What sweet joy Nicholas Evans is after putting myself through most of Jean Auel's "Earth's Children" series. I couldn't help but draw comparisons with The Plains of Passage as I read, although, to be fair, Auel and Evans are writing completely different stories for a different era. Still, there's romance, nature, hunting, and sex here, and Evans handles all with such grace and restraint where Auel will go on for 100 pages telling you how Ayla makes soup, and then another 100 pages with everyone telling her how amazing she is that she can make soup.
Here, Evans has a few asides from the main plot to provide the compelling backstory that explains the book's title, and without doing it for you, he provides the basis for a metaphor that interlocks these characters, whether good or bad. And there are no REAL villains here. There is villainous behavior, but Evans cares, even about people who make decisions that you know he personally doesn't agree with. He doesn't judge his characters. He never does, not even Buck Calder. Even the simplest-seeming among them have a deep complexity that is informed by their circumstances and the dilemma of trying to raise cattle and ensure the safety of their children in a region inhabited by wild wolves.
The wolves themselves are occasionally characters here. Evans describes their breeding, the way they live, the way they hunt and provide for their young, but again, I'm reminded of Auel and the mammoth porn that began Plains of Passage, and I'm thinking, Evans wants us to fall in love with his story in a way that makes sense to how the intelligent human psyche actually works. Less is more. Whereas Auel shows her mammoths peeing and pooping all over each other before sex and describes what it probably smelled and tasted like, then gives you the length and girth of the male mammoth's member, Evans knows that it destroys any rapports he has with his reader to expound like this. I just respect him so much for that.

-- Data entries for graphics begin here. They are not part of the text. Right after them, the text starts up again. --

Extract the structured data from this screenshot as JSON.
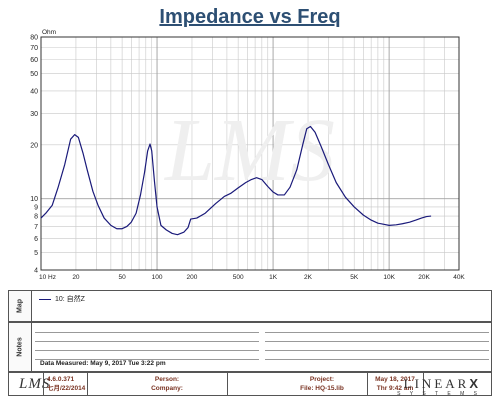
{
  "chart_data": {
    "type": "line",
    "title": "Impedance vs Freq",
    "ylabel": "Ohm",
    "x_scale": "log",
    "y_scale": "log",
    "xlim": [
      10,
      40000
    ],
    "ylim": [
      4,
      80
    ],
    "grid": true,
    "x_ticks": [
      {
        "v": 10,
        "label": "10  Hz"
      },
      {
        "v": 20,
        "label": "20"
      },
      {
        "v": 50,
        "label": "50"
      },
      {
        "v": 100,
        "label": "100"
      },
      {
        "v": 200,
        "label": "200"
      },
      {
        "v": 500,
        "label": "500"
      },
      {
        "v": 1000,
        "label": "1K"
      },
      {
        "v": 2000,
        "label": "2K"
      },
      {
        "v": 5000,
        "label": "5K"
      },
      {
        "v": 10000,
        "label": "10K"
      },
      {
        "v": 20000,
        "label": "20K"
      },
      {
        "v": 40000,
        "label": "40K"
      }
    ],
    "y_ticks": [
      {
        "v": 4,
        "label": "4"
      },
      {
        "v": 5,
        "label": "5"
      },
      {
        "v": 6,
        "label": "6"
      },
      {
        "v": 7,
        "label": "7"
      },
      {
        "v": 8,
        "label": "8"
      },
      {
        "v": 9,
        "label": "9"
      },
      {
        "v": 10,
        "label": "10"
      },
      {
        "v": 20,
        "label": "20"
      },
      {
        "v": 30,
        "label": "30"
      },
      {
        "v": 40,
        "label": "40"
      },
      {
        "v": 50,
        "label": "50"
      },
      {
        "v": 60,
        "label": "60"
      },
      {
        "v": 70,
        "label": "70"
      },
      {
        "v": 80,
        "label": "80"
      }
    ],
    "series": [
      {
        "name": "10: 自然Z",
        "color": "#1a1a7a",
        "points": [
          [
            10,
            7.8
          ],
          [
            11,
            8.3
          ],
          [
            12.5,
            9.2
          ],
          [
            14,
            11.5
          ],
          [
            16,
            15.5
          ],
          [
            18,
            21.5
          ],
          [
            19.5,
            22.8
          ],
          [
            21,
            22
          ],
          [
            23,
            18
          ],
          [
            25,
            14.5
          ],
          [
            28,
            11
          ],
          [
            31,
            9.2
          ],
          [
            35,
            7.8
          ],
          [
            40,
            7.1
          ],
          [
            45,
            6.8
          ],
          [
            50,
            6.8
          ],
          [
            55,
            7.0
          ],
          [
            60,
            7.4
          ],
          [
            66,
            8.3
          ],
          [
            72,
            10.5
          ],
          [
            78,
            14
          ],
          [
            83,
            18.5
          ],
          [
            87,
            20.2
          ],
          [
            90,
            18.5
          ],
          [
            95,
            12.5
          ],
          [
            100,
            9.0
          ],
          [
            108,
            7.1
          ],
          [
            120,
            6.7
          ],
          [
            135,
            6.4
          ],
          [
            150,
            6.3
          ],
          [
            170,
            6.5
          ],
          [
            185,
            6.9
          ],
          [
            195,
            7.7
          ],
          [
            220,
            7.8
          ],
          [
            260,
            8.3
          ],
          [
            320,
            9.4
          ],
          [
            380,
            10.3
          ],
          [
            430,
            10.7
          ],
          [
            500,
            11.5
          ],
          [
            580,
            12.3
          ],
          [
            650,
            12.8
          ],
          [
            720,
            13.1
          ],
          [
            800,
            12.8
          ],
          [
            900,
            11.7
          ],
          [
            1000,
            10.9
          ],
          [
            1100,
            10.5
          ],
          [
            1250,
            10.5
          ],
          [
            1400,
            11.6
          ],
          [
            1600,
            14.5
          ],
          [
            1800,
            20
          ],
          [
            1950,
            24.6
          ],
          [
            2100,
            25.3
          ],
          [
            2300,
            23.5
          ],
          [
            2600,
            19.5
          ],
          [
            3000,
            15.5
          ],
          [
            3500,
            12.3
          ],
          [
            4200,
            10.2
          ],
          [
            5000,
            9.0
          ],
          [
            6000,
            8.1
          ],
          [
            7000,
            7.6
          ],
          [
            8000,
            7.3
          ],
          [
            9000,
            7.2
          ],
          [
            10000,
            7.1
          ],
          [
            11500,
            7.15
          ],
          [
            13000,
            7.25
          ],
          [
            15000,
            7.4
          ],
          [
            17000,
            7.6
          ],
          [
            19000,
            7.8
          ],
          [
            21000,
            7.95
          ],
          [
            23000,
            8.0
          ]
        ]
      }
    ]
  },
  "map_panel": {
    "side_label": "Map",
    "legend_text": "10: 自然Z"
  },
  "notes_panel": {
    "side_label": "Notes",
    "measured_text": "Data Measured: May  9, 2017  Tue  3:22 pm"
  },
  "footer": {
    "logo_text": "LMS",
    "version": "4.6.0.371",
    "version_date": "七月/22/2014",
    "person_label": "Person:",
    "company_label": "Company:",
    "project_label": "Project:",
    "file_label": "File: HQ-15.lib",
    "date_line1": "May 18, 2017",
    "date_line2": "Thr  9:42 am",
    "brand_text": "LINEAR",
    "brand_x": "X",
    "brand_sub": "S Y S T E M S"
  },
  "watermark": "LMS"
}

I wasn't sure I could be moved by The Loop as I had been by The Smoke Jumper. I had thought from the outset that Evans was trying to advocate for some environmentalist platform. I wouldn't hold it against him, but I can't be captivated by a political stance. Fortunately, he doesn't do that. Instead, actually, the ultra-conservative and ultra-liberal alike will be challenged to put politics on hold and just allow Evans to make you feel--for the wolves, for the ranchers (including Buck), for the wolfer, and for Helen Ross, the biologist and heroine of the novel. I was surprised to feel as moved as I did and thankful that I could so easily put my politics aside to be transported. Evans has a way--he just gets me.
SPOILER ALERT (Diana, this especially means you. I'm serious.)
I'm trying to be as vague as possible about the ending, but nevertheless, even hinting at the way the story turns out, however obliquely, requires a stern warning, so there you go. This book brought me to tears by its ending, and I've thought about it, about whether I was just manipulated by a superfluous happy ending or if it had a point beyond just making me insanely happy, and I think it did, which is why I feel confident in giving this five stars. Buck's grief is about hurting his son and tearing his family apart, but I also think there was something in him that grieved for the wolves he'd killed. He realized that he had damaged his own soul. It's not about the wolves but about the part of us that deliberately wants to kill, thinking that it's a noble gesture that will protect the ones we love, but we can become so obsessed that we will deliberately hurt the ones we love in order to do it. The wolves have an instinctual understanding of this delicate balance but we humans, being creatures of free-will, need to learn it, some more than others. I think Buck is grieved because he had to learn it the hard way, and he now finally realizes all that he has lost. He provided for his family, but he was never really present for them. He cheated on his wife, refused to acknowledge his son Luke, and, seeking to protect the cattle that had brought him so much fortune, broke federal laws to kill wolves whom he didn't even know for sure may have been killing his cattle. Evans doesn't spell that out for you, and I'm grateful. I'm glad to arrive at such a conclusion on my own.